The report recognises that access to data is critical and that there are problems, but these are framed as obstacles to overcome rather than genuine concerns that may want us to STOP specific programmes of AI.
We broadly agree with some recommendations on improving Access to data, but we believe that the concept of Data Trusts needs much more discussion.
Data Trusts would need to address the distribution of benefits, public interest, etc. Not just as an afterthought around commercial exploitation of results, as it is presented in the review.
Creating frameworks can simplify data access but individuals need to understand each instance of processing, who is involved and for what purpose, not just the generic framework.
The interests of individuals whose data is being processed are not reflected in the proposal. The assumption is that a vague notion of progress and the advancement of science is enough.
We have no direct comments on the recommendations on skills, but in any case this should include broad multidisciplinary skills, such as ethics, and not just computer science.
The recommendation to form a framework jointly by the ICO and the Alan Turing institute is problematic because the remit of the ICO is very narrow and focused on data protection. The issues raised by AI may well go beyond strict data protection and touch on broader privacy as a human right, discrimination, competition or financial abuse. We need a much broader approach.
The other recommendations in the review to align bodies and stakeholders completely miss giving any voice to consumers and citizens via civil society organisations.
3. Is the Data Protection Bill, as currently being considered in Parliament, fit for future challenges? Is the GDPR?
GDPR provides very limited rights to explanations and objection to automated profiling.
The DPB requires numerous improvements, but in this context there is one area that deserves attentions:
Article 173 of the Bill gives non-profits the rights in article 80 of GDPR to support data subjects, but GDPR also has optional powers for NGOs to take on cases without the need to be instructed. This is particularly important in complex data environments such as AI, where people may not know they are affected.
4. Do you believe we need a specific AI watchdog or regulator to deal with the issues surrounding data and privacy?
AI issues are specific to domains and sectors. It would be very hard to avoid overlaps, and hence leaving gaps as well.
For data privacy the ICO is already the regulator and there is no need to create a new one.

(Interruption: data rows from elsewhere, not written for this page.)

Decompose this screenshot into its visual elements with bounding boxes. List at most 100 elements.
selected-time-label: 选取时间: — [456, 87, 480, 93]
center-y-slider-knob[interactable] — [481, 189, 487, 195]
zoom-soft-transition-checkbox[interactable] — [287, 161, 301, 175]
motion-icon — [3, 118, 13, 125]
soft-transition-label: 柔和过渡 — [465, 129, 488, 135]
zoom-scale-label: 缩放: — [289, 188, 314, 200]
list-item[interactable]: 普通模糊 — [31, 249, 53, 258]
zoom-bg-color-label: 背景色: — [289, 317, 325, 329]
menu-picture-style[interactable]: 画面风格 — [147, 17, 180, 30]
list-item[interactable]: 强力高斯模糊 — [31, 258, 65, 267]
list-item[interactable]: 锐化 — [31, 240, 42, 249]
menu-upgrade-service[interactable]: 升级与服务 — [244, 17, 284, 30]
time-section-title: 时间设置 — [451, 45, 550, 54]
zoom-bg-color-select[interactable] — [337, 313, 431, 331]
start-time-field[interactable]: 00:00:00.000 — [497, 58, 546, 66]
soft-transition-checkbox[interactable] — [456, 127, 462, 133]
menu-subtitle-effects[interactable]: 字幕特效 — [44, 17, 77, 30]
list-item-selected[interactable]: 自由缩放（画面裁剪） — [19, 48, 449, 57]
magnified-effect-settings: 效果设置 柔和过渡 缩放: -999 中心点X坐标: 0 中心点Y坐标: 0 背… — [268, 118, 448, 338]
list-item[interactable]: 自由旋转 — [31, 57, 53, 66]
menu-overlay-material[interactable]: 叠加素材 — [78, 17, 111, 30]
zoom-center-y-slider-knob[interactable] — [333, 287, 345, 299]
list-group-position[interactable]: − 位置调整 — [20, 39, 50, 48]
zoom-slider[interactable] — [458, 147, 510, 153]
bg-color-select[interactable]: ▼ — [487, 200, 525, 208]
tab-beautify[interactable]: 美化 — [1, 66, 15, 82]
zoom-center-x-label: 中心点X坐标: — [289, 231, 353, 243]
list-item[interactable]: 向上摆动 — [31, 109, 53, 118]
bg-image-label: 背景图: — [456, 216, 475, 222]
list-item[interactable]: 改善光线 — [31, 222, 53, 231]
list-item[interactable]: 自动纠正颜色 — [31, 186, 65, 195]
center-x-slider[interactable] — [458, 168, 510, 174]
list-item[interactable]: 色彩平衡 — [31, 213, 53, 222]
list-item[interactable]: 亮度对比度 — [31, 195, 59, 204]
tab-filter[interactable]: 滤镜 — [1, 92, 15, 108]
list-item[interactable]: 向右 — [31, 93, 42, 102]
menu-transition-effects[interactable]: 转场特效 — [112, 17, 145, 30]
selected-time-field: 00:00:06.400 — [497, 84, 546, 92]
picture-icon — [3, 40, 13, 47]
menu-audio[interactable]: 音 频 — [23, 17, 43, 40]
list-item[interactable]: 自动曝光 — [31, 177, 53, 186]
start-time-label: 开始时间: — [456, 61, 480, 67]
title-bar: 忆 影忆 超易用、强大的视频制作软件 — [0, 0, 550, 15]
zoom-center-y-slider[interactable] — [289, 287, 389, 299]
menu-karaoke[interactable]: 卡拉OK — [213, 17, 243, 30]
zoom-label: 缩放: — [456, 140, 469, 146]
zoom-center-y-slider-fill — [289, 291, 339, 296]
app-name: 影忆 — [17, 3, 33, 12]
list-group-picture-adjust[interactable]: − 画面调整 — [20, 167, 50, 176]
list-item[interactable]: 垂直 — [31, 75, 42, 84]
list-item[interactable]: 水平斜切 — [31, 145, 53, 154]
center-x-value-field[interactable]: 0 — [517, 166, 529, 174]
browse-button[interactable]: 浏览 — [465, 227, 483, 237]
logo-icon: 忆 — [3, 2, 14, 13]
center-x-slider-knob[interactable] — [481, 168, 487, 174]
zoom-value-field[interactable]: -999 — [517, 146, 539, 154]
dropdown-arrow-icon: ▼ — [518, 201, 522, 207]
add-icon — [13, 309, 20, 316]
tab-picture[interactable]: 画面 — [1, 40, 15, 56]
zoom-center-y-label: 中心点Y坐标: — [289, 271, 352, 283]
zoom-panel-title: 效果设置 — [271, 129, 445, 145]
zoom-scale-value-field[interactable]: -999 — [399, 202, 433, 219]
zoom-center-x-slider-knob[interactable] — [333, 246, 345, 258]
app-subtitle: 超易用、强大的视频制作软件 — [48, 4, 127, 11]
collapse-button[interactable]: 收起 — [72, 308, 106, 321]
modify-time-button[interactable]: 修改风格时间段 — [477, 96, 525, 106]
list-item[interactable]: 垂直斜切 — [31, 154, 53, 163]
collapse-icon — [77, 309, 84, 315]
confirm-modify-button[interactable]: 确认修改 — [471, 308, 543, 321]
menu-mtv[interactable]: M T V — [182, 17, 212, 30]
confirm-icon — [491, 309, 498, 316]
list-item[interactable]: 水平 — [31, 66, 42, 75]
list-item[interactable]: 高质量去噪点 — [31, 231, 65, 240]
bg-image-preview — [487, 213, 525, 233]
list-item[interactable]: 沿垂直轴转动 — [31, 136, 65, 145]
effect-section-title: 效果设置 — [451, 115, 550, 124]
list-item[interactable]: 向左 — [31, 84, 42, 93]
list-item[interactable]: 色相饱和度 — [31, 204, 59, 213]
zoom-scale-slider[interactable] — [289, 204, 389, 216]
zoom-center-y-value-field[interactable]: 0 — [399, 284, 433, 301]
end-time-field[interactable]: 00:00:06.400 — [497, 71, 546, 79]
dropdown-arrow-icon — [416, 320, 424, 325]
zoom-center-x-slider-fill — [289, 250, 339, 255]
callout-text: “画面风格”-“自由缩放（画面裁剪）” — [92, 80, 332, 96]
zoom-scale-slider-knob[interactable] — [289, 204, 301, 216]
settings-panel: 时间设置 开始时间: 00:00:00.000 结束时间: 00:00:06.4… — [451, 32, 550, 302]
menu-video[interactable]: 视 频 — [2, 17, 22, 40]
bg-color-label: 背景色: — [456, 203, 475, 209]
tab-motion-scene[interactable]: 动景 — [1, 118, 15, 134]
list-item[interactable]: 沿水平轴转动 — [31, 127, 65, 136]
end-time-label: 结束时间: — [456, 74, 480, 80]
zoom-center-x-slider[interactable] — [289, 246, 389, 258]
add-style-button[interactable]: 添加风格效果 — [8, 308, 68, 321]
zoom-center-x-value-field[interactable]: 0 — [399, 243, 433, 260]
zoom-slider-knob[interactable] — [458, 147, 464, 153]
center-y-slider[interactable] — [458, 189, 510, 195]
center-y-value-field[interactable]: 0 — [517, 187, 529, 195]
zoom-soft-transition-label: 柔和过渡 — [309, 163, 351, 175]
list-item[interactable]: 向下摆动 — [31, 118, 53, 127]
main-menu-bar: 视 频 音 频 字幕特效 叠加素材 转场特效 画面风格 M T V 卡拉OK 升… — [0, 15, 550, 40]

Other regulators may need to incorporate AI in their work plans.
However, It would be helpful to have a trusted independent body to provide expert support to established regulators, with the power to issue recommendations and guidance and also investigate on requests from the public. If they cannot get enough information investigations should be triggered under specific areas: privacy, competition, discrimination, finance, etc.
The IPO should start some work on the impact of AI in copyright and patents.
The Equality and Human Rights Commission needs to understand how discrimination operates in machine learning.
Public procurement and public-private partnerships based on AI should be exemplary and set the tone, and procurement oversight bodies
5. How can data be managed so that it is used for the public good?
There are many ethical frameworks out there. Everyone claims to be working for the public good. The public good needs to be build into processes by looking in detail at the wider impacts and the long terms consequences of specific activities, not just the immediate results or vague promises.
6. What technical approaches might help to preserve privacy while also ensuring the benefits of AI are realised?
PI to cover.
7. How can we mitigate against unintended prejudices in the data that is used for training AI models?
PI to cover
One additional point. We cannot use AI to fix social problems and avoid making human choices. Even without bias we may disagree with a computer decision.
8. If there was one recommendation you would like to see the committee make at the end of this inquiry, what would it be?
Public procurement guidelines of AI systems to ensure public benefit.